Reviewed by: Ken James
|Featuring:||Ben Affleck, Josh Hartnett, Kate Beckinsale, Cuba Gooding Jr., Alec Baldwin|
“Pearl Harbor” makes big news. It did then, and it does now. Since I’m no history buff, my take on Bay and Bruckheimer’s expensive blockbuster will remain strictly with the film (despite the slight revisionist history I’ve heard critics cry out about). And so, we begin a long, and I do mean long, tale…
Let’s go back to post-WWI. The enemy of choice for young boys is the Germans. Rafe McCawley (Ben Affleck) and Danny Walker (Josh Hartnett) grow up as best buds in the fields of Tennessee. Fast forward to 1940-41 and we find them together in the U.S. Army undergoing fighter pilot training. Naturally, a good pilot has to get a physical. What good would the Army be without nurses? One of them is Lt. Evelyn Johnson (Kate Beckensale), a witty and pretty brunette that finds herself smitten with Lt. McCawley who himself has fallen head over heals for her. They have a whirlwind romance of a month plus before he volunteers for an assignment with the Royal Air Force in England, the forefront of the war that the Americans have not yet committed to. He leaves and, after being shot down, is believed dead. She hangs on for a while, heartbroken at the loss of her love, then decides to move on where best-friend Danny steps in. Unexpectedly they are drawn to each other. For them, things happen quickly (as they often do in war) and “between the sheets” of the hanging parachutes the two consummate their relationship. And this is just the first hour.
At this point I found myself liking Rafe a lot better. As a mainly moral guy he chose to not spend his last night in America entangled in the bare arms of his love. He took the higher moral ground, and I found myself thinking how often does that happen in today’s cinema? But Danny is a likable guy too, a bit quiet and withdrawn, and so when the three find themselves in the midst of a love triangle it really does kinda pull at your heartstrings. It may have a bit more if the characters had a bit more chemistry.
Up to this point things are building up to the attack we all know is coming. It is made clear how easily America is blindsided by thinking they are impenetrable. While relationships are building among the main and sub characters, the Japanese are setting in motion plans for their future. By the time the bombing actually happens, we’re all more then ready for it. After all, isn’t that what we’ve all seen on the trailers? And yes, this scene is worth it all. Amazing special effects and plenty of time spent on this really make it work. And oh, the tragedy that war brings. Up close and personal we see hundreds of charred and shattered bodies, some in the water and others on land. Evelyn and the other nurses work to the point of exhaustion bravely trying to help somehow with the massive influx of wounded. Once the attack is over and we survey the damage, the sadness is gripping. War really is hell.

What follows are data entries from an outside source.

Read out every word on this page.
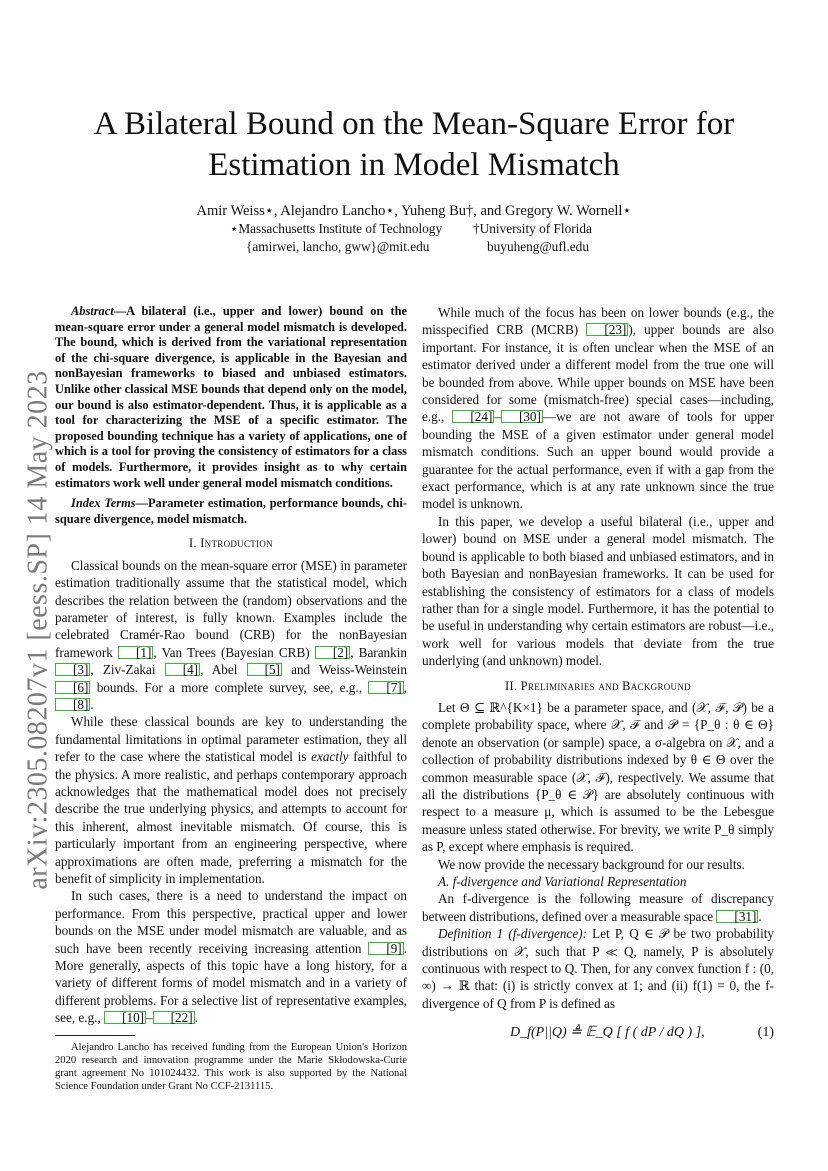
arXiv:2305.08207v1 [eess.SP] 14 May 2023
A Bilateral Bound on the Mean-Square Error for
Estimation in Model Mismatch
Amir Weiss⋆, Alejandro Lancho⋆, Yuheng Bu†, and Gregory W. Wornell⋆
⋆Massachusetts Institute of Technology †University of Florida
{amirwei, lancho, gww}@mit.edu	buyuheng@ufl.edu

Abstract—A bilateral (i.e., upper and lower) bound on the mean-square error under a general model mismatch is developed. The bound, which is derived from the variational representation of the chi-square divergence, is applicable in the Bayesian and nonBayesian frameworks to biased and unbiased estimators. Unlike other classical MSE bounds that depend only on the model, our bound is also estimator-dependent. Thus, it is applicable as a tool for characterizing the MSE of a specific estimator. The proposed bounding technique has a variety of applications, one of which is a tool for proving the consistency of estimators for a class of models. Furthermore, it provides insight as to why certain estimators work well under general model mismatch conditions.

Index Terms—Parameter estimation, performance bounds, chi-square divergence, model mismatch.

I. Introduction

Classical bounds on the mean-square error (MSE) in parameter estimation traditionally assume that the statistical model, which describes the relation between the (random) observations and the parameter of interest, is fully known. Examples include the celebrated Cramér-Rao bound (CRB) for the nonBayesian framework [1] , Van Trees (Bayesian CRB) [2] , Barankin [3] , Ziv-Zakai [4] , Abel [5] and Weiss-Weinstein [6] bounds. For a more complete survey, see, e.g., [7] , [8] .

While these classical bounds are key to understanding the fundamental limitations in optimal parameter estimation, they all refer to the case where the statistical model is exactly faithful to the physics. A more realistic, and perhaps contemporary approach acknowledges that the mathematical model does not precisely describe the true underlying physics, and attempts to account for this inherent, almost inevitable mismatch. Of course, this is particularly important from an engineering perspective, where approximations are often made, preferring a mismatch for the benefit of simplicity in implementation.

In such cases, there is a need to understand the impact on performance. From this perspective, practical upper and lower bounds on the MSE under model mismatch are valuable, and as such have been recently receiving increasing attention [9] . More generally, aspects of this topic have a long history, for a variety of different forms of model mismatch and in a variety of different problems. For a selective list of representative examples, see, e.g., [10] – [22] .

Alejandro Lancho has received funding from the European Union's Horizon 2020 research and innovation programme under the Marie Skłodowska-Curie grant agreement No 101024432. This work is also supported by the National Science Foundation under Grant No CCF-2131115.

While much of the focus has been on lower bounds (e.g., the misspecified CRB (MCRB) [23] ), upper bounds are also important. For instance, it is often unclear when the MSE of an estimator derived under a different model from the true one will be bounded from above. While upper bounds on MSE have been considered for some (mismatch-free) special cases—including, e.g., [24] – [30] —we are not aware of tools for upper bounding the MSE of a given estimator under general model mismatch conditions. Such an upper bound would provide a guarantee for the actual performance, even if with a gap from the exact performance, which is at any rate unknown since the true model is unknown.

In this paper, we develop a useful bilateral (i.e., upper and lower) bound on MSE under a general model mismatch. The bound is applicable to both biased and unbiased estimators, and in both Bayesian and nonBayesian frameworks. It can be used for establishing the consistency of estimators for a class of models rather than for a single model. Furthermore, it has the potential to be useful in understanding why certain estimators are robust—i.e., work well for various models that deviate from the true underlying (and unknown) model.

II. Preliminaries and Background

Let Θ ⊆ ℝ^{K×1} be a parameter space, and (𝒳, ℱ, 𝒫) be a complete probability space, where 𝒳, ℱ and 𝒫 = {P_θ : θ ∈ Θ} denote an observation (or sample) space, a σ-algebra on 𝒳, and a collection of probability distributions indexed by θ ∈ Θ over the common measurable space (𝒳, ℱ), respectively. We assume that all the distributions {P_θ ∈ 𝒫} are absolutely continuous with respect to a measure μ, which is assumed to be the Lebesgue measure unless stated otherwise. For brevity, we write P_θ simply as P, except where emphasis is required.

We now provide the necessary background for our results.

A. f-divergence and Variational Representation

An f-divergence is the following measure of discrepancy between distributions, defined over a measurable space [31] .

Definition 1 (f-divergence): Let P, Q ∈ 𝒫 be two probability distributions on 𝒳, such that P ≪ Q, namely, P is absolutely continuous with respect to Q. Then, for any convex function f : (0, ∞) → ℝ that: (i) is strictly convex at 1; and (ii) f(1) = 0, the f-divergence of Q from P is defined as

D_f(P||Q) ≜ 𝔼_Q [ f ( dP / dQ ) ],	(1)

Christians sensitive to language should note that there is plenty of language in this PG-13 film: over a dozen instances of God’s name in vain as well as other crude comments and profanities. There is not much nudity, but some when a male G.I. is rubbing his buttock after an injection. There is also a quick side-shot of a soldier getting treated for a bad case of sunburn. The “sensual” (read sex) scene doesn’t show much nudity, but there is movement and some sounds that leave little to the imagination. At least this was no “Titanic” scene.
Note to Alec Baldwin: you are the weakest link. I wish you weren’t chosen for the part of Doolittle, but you were and it was a poor choice. Perhaps retirement should be in order. Sappy lines and unconvincing acting don’t fit well with the rest of this quality pic.
Being reminded of the true story behind “Pearl Harbor” I can’t help but think about the spiritual parallels. While the majority of people live their lives in relative peace, thinking everything is just fine, how many of us will be blindsided when death comes? And yes, I’m talking to churchgoers too. What have you done to ensure you are ready when the end comes? There’s a statistic that says death is 100% fatal. Sooner or later it’ll happen. I hope you have put your trust in Jesus Christ. he’s the only way to a bright eternity. Trusting in your own good works will get you nowhere. The U.S.S. Arizona and other members of the fleet at Pearl Harbor weren’t ready, and they sadly found that out too late. The rest is history.